Calculating percentile rank in MySQL

This is a relatively ugly answer, and I feel guilty saying it. That said, it might help you with your issue.

One way to determine the percentage would be to count all of the rows, and count the number of rows that are greater than the number you provided. You can calculate either greater or less than and take the inverse as necessary.

Create an index on your number. total = select count(); less_equal = select count() where value > indexed_number;

The percentage would be something like: less_equal / total or (total - less_equal)/total

Make sure that both of them are using the index that you created. If they are not, tweak them until they are. The explain query should have "using index" in the right hand column. In the case of the select count(*) it should be using index for InnoDB and something like const for MyISAM. MyISAM will know this value at any time without having to calculate it.
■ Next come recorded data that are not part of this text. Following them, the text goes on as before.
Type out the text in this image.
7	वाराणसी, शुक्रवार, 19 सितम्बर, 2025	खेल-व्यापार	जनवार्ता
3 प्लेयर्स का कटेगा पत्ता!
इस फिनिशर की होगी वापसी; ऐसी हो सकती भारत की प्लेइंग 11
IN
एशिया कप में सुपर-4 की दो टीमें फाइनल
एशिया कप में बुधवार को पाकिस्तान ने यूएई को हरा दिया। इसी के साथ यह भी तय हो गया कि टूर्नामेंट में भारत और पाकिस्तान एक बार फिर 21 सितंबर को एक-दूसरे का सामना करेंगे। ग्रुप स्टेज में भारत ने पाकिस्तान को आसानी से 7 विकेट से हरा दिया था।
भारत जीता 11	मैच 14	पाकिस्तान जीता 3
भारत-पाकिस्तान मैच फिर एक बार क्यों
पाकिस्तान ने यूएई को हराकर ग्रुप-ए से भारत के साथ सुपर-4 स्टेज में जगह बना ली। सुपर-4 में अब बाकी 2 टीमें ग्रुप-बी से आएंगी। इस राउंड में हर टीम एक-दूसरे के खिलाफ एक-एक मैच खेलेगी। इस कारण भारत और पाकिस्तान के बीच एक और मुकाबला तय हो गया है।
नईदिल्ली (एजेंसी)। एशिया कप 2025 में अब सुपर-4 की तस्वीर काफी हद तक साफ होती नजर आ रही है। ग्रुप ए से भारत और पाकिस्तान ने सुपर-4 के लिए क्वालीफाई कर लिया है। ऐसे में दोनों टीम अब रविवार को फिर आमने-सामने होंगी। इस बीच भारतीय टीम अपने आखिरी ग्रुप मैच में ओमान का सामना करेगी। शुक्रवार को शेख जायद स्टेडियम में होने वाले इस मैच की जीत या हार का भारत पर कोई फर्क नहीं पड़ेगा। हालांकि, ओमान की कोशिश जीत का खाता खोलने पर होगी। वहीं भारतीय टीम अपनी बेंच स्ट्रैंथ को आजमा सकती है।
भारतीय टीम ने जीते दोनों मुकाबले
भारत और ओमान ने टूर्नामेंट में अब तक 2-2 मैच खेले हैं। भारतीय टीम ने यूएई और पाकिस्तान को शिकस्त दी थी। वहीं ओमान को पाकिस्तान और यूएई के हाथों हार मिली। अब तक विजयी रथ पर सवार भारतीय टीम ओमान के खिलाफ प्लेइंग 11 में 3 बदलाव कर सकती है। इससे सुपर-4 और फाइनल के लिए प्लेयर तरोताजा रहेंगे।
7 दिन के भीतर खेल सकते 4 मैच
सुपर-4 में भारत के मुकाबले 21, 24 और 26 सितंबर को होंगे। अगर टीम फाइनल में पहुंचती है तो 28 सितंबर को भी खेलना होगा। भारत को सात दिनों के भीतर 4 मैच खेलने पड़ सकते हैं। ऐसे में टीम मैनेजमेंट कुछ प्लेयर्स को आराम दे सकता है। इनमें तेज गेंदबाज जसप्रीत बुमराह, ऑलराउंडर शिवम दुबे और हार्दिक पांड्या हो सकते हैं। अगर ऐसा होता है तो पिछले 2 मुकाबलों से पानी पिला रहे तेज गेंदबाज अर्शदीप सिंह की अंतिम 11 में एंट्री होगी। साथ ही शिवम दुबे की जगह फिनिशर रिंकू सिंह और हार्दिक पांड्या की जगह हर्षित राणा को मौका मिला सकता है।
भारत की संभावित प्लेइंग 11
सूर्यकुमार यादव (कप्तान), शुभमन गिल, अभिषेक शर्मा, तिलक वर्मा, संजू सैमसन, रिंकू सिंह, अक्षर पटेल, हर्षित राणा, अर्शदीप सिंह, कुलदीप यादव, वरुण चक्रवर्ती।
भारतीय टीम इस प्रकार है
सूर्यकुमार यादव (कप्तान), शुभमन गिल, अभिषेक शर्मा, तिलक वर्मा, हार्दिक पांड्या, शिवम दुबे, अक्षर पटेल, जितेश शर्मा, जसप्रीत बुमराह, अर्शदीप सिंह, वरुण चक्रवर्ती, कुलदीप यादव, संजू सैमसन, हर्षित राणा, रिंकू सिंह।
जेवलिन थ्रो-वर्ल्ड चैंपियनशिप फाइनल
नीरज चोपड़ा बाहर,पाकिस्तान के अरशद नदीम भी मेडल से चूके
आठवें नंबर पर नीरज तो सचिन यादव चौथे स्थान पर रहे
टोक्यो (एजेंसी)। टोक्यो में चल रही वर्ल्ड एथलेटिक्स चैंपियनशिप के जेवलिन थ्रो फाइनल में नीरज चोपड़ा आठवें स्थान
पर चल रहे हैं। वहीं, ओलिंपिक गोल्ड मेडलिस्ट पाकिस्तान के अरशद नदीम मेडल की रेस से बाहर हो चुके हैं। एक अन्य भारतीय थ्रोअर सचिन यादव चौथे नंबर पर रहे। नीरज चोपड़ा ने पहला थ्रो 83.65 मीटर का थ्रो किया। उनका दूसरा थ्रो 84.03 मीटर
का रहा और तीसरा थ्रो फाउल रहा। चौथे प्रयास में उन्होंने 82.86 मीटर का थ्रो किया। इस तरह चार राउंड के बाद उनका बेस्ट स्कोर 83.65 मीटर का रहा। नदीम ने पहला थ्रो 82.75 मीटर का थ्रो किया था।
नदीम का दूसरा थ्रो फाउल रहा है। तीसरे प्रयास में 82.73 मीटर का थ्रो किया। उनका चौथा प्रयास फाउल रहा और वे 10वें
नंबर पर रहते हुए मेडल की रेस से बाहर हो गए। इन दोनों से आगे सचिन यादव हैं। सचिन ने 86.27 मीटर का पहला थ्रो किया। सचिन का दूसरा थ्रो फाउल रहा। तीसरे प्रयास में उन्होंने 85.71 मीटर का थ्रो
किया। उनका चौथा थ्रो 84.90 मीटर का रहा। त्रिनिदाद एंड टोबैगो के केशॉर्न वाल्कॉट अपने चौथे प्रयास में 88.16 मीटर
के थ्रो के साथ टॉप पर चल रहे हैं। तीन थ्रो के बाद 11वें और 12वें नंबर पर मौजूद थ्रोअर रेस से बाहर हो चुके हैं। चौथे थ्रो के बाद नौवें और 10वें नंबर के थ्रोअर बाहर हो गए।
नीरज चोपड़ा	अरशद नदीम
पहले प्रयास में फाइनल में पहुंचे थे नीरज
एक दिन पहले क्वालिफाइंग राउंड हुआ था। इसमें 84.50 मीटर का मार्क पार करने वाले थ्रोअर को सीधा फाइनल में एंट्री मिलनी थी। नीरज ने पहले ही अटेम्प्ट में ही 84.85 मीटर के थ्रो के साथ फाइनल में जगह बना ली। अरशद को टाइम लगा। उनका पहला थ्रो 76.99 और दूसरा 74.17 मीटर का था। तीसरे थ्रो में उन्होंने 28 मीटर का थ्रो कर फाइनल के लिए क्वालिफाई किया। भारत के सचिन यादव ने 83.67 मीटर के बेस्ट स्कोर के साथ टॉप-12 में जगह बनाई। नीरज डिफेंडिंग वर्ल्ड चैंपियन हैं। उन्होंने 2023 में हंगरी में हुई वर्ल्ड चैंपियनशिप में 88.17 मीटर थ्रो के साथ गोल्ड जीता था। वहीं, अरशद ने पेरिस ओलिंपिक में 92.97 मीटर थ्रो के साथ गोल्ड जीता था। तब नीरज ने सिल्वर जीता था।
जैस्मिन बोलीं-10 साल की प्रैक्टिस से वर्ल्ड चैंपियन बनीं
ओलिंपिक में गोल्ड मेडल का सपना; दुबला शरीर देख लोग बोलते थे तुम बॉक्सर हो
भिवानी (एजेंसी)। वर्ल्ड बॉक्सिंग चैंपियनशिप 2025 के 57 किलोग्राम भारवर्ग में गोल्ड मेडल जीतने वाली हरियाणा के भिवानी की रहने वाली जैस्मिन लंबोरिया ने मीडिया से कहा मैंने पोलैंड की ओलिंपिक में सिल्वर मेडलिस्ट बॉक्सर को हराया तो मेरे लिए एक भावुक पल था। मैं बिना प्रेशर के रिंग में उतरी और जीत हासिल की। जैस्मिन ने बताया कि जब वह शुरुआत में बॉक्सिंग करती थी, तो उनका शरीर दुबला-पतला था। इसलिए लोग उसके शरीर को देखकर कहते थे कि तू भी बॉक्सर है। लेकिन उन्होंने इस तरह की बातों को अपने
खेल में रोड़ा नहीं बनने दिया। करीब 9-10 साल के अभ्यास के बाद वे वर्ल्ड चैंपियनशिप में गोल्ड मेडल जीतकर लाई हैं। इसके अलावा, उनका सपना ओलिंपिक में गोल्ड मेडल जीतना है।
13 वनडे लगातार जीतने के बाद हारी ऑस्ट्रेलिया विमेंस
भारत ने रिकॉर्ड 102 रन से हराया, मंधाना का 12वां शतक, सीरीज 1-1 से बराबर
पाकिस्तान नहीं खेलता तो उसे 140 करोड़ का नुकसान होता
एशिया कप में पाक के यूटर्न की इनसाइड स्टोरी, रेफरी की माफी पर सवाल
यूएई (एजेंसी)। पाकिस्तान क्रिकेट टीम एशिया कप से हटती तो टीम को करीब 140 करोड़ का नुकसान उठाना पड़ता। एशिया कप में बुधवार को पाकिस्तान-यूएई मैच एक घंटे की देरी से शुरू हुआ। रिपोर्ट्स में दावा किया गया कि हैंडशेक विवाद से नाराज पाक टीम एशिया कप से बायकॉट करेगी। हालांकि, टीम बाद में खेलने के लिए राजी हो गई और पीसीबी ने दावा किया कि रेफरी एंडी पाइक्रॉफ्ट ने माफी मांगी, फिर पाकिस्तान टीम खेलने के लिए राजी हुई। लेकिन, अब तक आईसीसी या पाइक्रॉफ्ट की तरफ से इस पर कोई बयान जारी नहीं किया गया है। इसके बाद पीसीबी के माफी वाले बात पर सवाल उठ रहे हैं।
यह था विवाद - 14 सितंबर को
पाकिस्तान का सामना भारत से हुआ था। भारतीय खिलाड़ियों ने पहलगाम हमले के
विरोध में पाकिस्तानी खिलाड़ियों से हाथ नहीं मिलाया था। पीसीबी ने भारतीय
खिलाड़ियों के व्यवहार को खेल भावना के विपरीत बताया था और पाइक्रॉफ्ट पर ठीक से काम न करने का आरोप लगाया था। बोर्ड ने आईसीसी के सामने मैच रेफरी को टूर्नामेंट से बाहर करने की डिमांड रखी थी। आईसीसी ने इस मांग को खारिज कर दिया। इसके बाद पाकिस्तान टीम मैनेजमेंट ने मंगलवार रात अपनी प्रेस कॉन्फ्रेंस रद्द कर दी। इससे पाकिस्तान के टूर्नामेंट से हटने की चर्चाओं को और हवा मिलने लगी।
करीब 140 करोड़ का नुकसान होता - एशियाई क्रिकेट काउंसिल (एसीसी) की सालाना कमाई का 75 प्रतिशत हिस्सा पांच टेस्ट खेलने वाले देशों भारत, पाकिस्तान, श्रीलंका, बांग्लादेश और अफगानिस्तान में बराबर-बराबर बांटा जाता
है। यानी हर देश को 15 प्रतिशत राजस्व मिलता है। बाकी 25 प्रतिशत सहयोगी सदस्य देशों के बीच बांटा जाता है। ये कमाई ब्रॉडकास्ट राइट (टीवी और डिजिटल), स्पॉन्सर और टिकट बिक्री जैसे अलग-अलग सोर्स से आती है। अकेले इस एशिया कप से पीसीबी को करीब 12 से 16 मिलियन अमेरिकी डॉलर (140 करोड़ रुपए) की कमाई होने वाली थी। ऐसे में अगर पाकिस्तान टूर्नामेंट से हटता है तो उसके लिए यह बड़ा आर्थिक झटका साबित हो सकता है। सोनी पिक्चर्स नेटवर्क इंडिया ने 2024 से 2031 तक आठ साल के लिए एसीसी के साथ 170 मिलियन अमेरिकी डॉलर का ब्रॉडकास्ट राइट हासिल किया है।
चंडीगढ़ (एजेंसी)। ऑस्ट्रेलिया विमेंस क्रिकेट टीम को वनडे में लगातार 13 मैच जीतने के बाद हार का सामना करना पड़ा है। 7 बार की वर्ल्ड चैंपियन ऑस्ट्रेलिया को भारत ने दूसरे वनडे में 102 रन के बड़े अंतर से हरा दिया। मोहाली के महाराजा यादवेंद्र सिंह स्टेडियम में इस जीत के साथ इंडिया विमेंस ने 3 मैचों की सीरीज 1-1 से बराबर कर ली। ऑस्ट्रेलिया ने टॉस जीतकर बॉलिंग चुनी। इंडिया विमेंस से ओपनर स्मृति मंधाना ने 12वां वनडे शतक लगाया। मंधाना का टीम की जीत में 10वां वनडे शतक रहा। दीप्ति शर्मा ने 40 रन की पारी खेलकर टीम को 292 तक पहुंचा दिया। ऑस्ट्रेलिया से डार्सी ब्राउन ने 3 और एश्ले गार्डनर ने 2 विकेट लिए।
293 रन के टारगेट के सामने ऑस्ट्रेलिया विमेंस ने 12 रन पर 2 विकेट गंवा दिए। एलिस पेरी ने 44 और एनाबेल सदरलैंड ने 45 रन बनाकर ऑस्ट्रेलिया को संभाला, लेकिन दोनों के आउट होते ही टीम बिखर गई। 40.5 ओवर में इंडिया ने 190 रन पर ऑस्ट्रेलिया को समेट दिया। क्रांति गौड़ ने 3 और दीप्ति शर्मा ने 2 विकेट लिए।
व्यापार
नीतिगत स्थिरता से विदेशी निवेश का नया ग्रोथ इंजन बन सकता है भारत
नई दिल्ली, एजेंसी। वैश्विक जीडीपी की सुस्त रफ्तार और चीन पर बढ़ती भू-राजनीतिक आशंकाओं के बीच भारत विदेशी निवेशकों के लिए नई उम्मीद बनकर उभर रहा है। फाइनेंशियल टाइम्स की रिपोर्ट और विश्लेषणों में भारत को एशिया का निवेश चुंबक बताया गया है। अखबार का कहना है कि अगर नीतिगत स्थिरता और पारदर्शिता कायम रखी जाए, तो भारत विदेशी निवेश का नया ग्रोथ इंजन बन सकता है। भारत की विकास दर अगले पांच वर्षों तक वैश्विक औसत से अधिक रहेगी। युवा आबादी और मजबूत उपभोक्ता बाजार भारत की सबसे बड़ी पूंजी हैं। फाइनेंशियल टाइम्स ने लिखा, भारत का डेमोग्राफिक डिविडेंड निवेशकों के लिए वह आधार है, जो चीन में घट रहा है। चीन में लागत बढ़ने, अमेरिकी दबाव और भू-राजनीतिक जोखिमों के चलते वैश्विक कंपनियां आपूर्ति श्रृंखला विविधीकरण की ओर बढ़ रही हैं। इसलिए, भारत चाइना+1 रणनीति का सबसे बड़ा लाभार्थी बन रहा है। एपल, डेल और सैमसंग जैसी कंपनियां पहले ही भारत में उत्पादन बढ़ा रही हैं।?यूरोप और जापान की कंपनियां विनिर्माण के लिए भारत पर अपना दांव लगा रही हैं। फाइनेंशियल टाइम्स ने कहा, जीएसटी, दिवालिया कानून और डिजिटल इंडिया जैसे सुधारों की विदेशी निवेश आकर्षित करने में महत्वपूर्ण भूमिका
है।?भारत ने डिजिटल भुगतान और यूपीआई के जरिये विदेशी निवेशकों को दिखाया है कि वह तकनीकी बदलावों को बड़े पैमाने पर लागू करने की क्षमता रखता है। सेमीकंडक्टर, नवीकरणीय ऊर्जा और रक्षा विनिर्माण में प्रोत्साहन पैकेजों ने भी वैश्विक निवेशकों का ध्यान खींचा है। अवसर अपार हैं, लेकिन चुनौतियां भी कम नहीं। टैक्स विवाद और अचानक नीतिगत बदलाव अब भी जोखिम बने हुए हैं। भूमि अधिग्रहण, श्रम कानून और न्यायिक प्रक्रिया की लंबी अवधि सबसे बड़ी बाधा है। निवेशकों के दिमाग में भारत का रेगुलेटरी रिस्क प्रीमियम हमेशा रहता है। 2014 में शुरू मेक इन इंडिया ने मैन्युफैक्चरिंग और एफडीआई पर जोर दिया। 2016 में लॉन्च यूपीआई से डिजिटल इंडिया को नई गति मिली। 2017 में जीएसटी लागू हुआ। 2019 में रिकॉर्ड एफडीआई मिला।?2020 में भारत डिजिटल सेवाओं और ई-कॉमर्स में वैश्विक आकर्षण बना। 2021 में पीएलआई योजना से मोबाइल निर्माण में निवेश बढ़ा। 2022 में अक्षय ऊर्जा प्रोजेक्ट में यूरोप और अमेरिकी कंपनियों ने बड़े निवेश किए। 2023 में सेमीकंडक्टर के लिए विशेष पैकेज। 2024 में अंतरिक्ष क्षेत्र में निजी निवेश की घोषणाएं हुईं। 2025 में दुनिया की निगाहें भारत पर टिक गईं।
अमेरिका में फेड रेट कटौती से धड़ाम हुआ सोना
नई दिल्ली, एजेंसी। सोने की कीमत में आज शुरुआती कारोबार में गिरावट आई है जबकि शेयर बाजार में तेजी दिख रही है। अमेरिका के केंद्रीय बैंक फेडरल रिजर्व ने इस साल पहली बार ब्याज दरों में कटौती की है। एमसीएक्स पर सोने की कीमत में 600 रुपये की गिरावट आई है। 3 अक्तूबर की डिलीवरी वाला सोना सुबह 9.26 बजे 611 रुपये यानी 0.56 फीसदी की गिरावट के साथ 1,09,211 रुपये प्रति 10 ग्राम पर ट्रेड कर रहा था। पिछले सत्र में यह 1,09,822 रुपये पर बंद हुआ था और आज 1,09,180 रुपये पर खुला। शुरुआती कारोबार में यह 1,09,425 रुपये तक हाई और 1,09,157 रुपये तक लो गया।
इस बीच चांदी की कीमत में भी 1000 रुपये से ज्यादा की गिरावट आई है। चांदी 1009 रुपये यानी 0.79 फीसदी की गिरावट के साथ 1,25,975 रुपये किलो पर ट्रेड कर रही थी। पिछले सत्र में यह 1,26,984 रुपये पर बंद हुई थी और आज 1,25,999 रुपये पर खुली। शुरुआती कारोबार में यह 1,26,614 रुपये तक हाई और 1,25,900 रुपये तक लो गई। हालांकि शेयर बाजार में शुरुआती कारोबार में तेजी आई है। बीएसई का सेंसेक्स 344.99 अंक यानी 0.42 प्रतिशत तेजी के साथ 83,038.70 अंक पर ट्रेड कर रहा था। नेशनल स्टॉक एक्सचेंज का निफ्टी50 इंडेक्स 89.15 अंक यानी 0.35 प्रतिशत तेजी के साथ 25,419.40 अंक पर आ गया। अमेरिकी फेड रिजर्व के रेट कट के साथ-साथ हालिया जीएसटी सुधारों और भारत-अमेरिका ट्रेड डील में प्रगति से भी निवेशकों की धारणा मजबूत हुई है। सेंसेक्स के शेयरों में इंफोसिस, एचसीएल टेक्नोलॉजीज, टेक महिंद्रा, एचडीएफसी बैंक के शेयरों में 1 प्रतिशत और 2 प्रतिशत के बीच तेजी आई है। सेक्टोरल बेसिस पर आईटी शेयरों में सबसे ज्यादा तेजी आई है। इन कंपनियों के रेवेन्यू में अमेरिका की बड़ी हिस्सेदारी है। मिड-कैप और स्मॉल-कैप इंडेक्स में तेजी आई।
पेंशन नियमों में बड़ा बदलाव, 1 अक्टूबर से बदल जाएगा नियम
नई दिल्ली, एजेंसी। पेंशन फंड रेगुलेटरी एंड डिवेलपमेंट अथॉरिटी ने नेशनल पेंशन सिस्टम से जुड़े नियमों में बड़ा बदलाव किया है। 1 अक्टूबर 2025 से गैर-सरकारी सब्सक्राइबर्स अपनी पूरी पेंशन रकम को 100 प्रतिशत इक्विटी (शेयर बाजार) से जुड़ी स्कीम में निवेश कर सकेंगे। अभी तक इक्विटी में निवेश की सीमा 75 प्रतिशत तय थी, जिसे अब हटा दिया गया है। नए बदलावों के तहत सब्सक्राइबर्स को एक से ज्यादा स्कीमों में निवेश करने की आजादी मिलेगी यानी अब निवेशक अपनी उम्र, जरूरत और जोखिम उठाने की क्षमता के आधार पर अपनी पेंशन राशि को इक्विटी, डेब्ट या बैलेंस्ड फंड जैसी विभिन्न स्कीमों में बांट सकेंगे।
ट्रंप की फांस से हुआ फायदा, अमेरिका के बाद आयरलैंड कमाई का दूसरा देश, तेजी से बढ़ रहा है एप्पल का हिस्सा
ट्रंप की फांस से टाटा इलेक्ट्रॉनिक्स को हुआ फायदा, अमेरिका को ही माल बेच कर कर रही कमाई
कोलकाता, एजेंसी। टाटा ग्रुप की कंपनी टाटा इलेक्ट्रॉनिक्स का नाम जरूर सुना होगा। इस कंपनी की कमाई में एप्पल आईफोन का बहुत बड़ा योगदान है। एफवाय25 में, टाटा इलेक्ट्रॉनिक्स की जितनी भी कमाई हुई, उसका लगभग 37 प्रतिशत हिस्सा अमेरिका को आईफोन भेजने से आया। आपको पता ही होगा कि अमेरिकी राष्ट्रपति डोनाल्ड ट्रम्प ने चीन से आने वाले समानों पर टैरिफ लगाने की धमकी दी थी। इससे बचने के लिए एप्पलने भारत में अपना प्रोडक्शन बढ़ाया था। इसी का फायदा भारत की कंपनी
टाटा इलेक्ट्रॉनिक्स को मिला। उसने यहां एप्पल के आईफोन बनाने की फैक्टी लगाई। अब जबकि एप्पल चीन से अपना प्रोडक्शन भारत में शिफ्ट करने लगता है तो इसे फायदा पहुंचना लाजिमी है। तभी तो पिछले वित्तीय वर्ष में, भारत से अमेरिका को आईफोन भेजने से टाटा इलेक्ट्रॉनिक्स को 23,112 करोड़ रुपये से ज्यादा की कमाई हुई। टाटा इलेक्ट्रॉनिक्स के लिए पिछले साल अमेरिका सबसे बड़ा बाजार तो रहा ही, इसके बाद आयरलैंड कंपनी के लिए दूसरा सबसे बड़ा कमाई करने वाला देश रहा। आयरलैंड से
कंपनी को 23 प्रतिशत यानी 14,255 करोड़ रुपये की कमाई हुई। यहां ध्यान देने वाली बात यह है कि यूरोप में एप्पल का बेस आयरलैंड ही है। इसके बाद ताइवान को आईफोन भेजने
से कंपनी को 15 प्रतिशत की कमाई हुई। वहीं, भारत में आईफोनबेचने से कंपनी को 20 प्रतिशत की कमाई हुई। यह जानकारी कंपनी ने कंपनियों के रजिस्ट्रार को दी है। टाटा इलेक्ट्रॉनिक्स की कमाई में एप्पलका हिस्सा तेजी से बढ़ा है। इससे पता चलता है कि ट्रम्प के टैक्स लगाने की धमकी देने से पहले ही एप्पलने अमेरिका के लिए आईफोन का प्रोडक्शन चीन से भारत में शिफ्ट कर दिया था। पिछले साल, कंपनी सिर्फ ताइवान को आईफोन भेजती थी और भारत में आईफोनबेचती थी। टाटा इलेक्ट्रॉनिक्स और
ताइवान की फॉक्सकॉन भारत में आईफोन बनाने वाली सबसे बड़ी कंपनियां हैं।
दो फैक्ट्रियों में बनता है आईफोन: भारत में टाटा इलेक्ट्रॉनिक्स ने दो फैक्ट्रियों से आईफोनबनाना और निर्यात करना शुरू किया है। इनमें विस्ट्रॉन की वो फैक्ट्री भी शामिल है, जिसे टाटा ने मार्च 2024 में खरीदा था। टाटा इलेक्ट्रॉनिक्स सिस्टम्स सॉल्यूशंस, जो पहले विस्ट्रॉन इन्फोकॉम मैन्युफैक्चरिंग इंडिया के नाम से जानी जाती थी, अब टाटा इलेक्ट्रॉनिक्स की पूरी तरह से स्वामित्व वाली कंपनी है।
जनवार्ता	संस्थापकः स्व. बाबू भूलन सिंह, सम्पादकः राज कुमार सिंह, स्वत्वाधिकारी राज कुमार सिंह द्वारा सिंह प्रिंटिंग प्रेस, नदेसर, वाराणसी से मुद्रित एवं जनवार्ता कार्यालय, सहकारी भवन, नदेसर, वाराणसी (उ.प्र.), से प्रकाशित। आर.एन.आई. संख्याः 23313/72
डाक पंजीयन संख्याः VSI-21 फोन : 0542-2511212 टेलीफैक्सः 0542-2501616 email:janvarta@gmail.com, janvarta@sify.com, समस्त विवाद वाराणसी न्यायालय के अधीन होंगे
If you needed to have the percentage stored in the database, you can use the setup from above for performance and then calculate the value for each row by using the second query as an inner select. The first query's value can be set as a constant.

Does this help?

Jacob


SELECT 
    c.id, c.score, ROUND(((@rank - rank) / @rank) * 100, 2) AS percentile_rank
FROM
    (SELECT 
    *,
        @prev:=@curr,
        @curr:=a.score,
        @rank:=IF(@prev = @curr, @rank, @rank + 1) AS rank
    FROM
        (SELECT id, score FROM mytable) AS a,
        (SELECT @curr:= null, @prev:= null, @rank:= 0) AS b
ORDER BY score DESC) AS c;

Here's a different approach that doesn't require a join. In my case (a table with 15,000+) rows, it runs in about 3 seconds. (The JOIN method takes an order of magnitude longer).

In the sample, assume that measure is the column on which you're calculating the percent rank, and id is just a row identifier (not required):

SELECT
    id,
    @prev := @curr as prev,
    @curr := measure as curr,
    @rank := IF(@prev > @curr, @rank+@ties, @rank) AS rank,
    @ties := IF(@prev = @curr, @ties+1, 1) AS ties,
    (1-@rank/@total) as percentrank
FROM
    mytable,
    (SELECT
        @curr := null,
        @prev := null,
        @rank := 0,
        @ties := 1,
        @total := count(*) from mytable where measure is not null
    ) b
WHERE
    measure is not null
ORDER BY
    measure DESC

Credit for this method goes to Shlomi Noach. He writes about it in detail here:

http://code.openark.org/blog/mysql/sql-ranking-without-self-join

I've tested this in MySQL and it works great; no idea about Oracle, SQLServer, etc.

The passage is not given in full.